Mientras un par de clientes voluntarios ‑ahora que saben que la mujer es inofensiva‑ la sujetan, el mosso abre la cartera y descubre una segunda pistola de juguete. ¡Una segunda pistola de juguete! Se produce un revuelo de sorpresa entre todos los presentes y, entonces, el policía la mira de forma acusadora: una pistola de juguete vaya y pase, pero ¡dos!, eso es alevosía y premeditación.
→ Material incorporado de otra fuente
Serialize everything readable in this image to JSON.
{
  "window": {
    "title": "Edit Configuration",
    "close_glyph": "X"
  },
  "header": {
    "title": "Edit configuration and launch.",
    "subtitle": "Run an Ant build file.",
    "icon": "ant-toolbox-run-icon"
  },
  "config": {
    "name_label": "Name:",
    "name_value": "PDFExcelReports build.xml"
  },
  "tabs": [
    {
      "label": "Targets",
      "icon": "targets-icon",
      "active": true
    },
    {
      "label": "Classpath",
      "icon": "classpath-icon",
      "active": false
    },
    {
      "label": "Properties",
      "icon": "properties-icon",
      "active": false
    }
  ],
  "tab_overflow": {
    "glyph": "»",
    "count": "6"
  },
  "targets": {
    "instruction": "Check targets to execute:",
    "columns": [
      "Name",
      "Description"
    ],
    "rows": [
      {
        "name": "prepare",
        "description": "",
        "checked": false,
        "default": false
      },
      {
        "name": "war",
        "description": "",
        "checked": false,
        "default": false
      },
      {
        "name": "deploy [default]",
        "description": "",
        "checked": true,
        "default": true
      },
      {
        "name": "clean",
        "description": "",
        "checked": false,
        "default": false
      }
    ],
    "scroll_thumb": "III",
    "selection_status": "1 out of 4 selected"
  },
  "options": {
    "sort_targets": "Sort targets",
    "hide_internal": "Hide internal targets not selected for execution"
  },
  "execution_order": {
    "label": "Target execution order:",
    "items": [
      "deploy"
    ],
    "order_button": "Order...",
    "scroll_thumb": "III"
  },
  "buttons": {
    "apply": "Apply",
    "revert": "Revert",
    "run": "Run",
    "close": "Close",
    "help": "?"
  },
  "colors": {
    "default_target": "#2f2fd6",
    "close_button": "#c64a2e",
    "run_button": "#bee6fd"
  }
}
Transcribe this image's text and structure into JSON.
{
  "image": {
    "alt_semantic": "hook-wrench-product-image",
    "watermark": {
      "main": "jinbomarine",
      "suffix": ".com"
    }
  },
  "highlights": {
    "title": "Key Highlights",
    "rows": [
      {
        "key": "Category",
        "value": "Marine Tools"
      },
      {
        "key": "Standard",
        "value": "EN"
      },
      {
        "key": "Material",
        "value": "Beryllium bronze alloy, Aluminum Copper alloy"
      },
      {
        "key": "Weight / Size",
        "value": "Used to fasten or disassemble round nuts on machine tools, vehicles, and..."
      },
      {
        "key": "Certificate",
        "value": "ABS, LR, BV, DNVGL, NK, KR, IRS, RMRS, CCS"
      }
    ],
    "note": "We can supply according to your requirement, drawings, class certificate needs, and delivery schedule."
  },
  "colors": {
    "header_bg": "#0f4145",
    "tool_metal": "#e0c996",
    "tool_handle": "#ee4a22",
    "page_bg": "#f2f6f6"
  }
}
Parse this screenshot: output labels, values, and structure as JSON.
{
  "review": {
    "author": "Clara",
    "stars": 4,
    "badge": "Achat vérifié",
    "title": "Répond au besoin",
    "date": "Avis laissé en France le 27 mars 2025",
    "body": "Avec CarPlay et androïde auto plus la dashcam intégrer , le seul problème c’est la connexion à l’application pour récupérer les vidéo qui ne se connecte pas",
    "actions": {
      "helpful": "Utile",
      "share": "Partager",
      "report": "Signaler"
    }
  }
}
Ella, esta vez, baja la mirada y se concentra demasiado tiempo en sus zapatos de taco alto. «No hacía falta mancillar así mi dignidad», piensa. El cajero ya ha llamado al 112 y la mujer es detenida por ser la presunta autora de un delito de robo con intimidación. 
Es cierto que el plan de nuestra ladrona de Disney era descabellado pero su final me dejó un mal sabor de boca. ¡Cuánta mala suerte! Justamente en el último minuto entra en la sucursal un policía vestido de paisano y con la suficiente prestancia y agilidad como para resolver el conflicto sin estar de servicio ni armado. Mi primera reacción fue pensar que la mujer padecía algún tipo de trastorno psicológico, y es posible que así sea, pero el hecho de que fuera un 22 de diciembre en un barrio trabajador del extrarradio barcelonés me hace pensar que quizás nuestro personaje hubiera querido recaudar fondos para las celebraciones que se avecinaban. Por un momento, y sin desestimar el miedo lógico del cajero y de los clientes, deseé que la mujer se hubiera llevado el botín y que hubiera celebrado una gran fiesta o se hubiera hecho un inmenso regalo el final del que fuera, quizás, el peor año de su vida. No lo sé, la realidad será aun más increíble, sin duda, pero lo que es del todo seguro es que la banca siempre gana.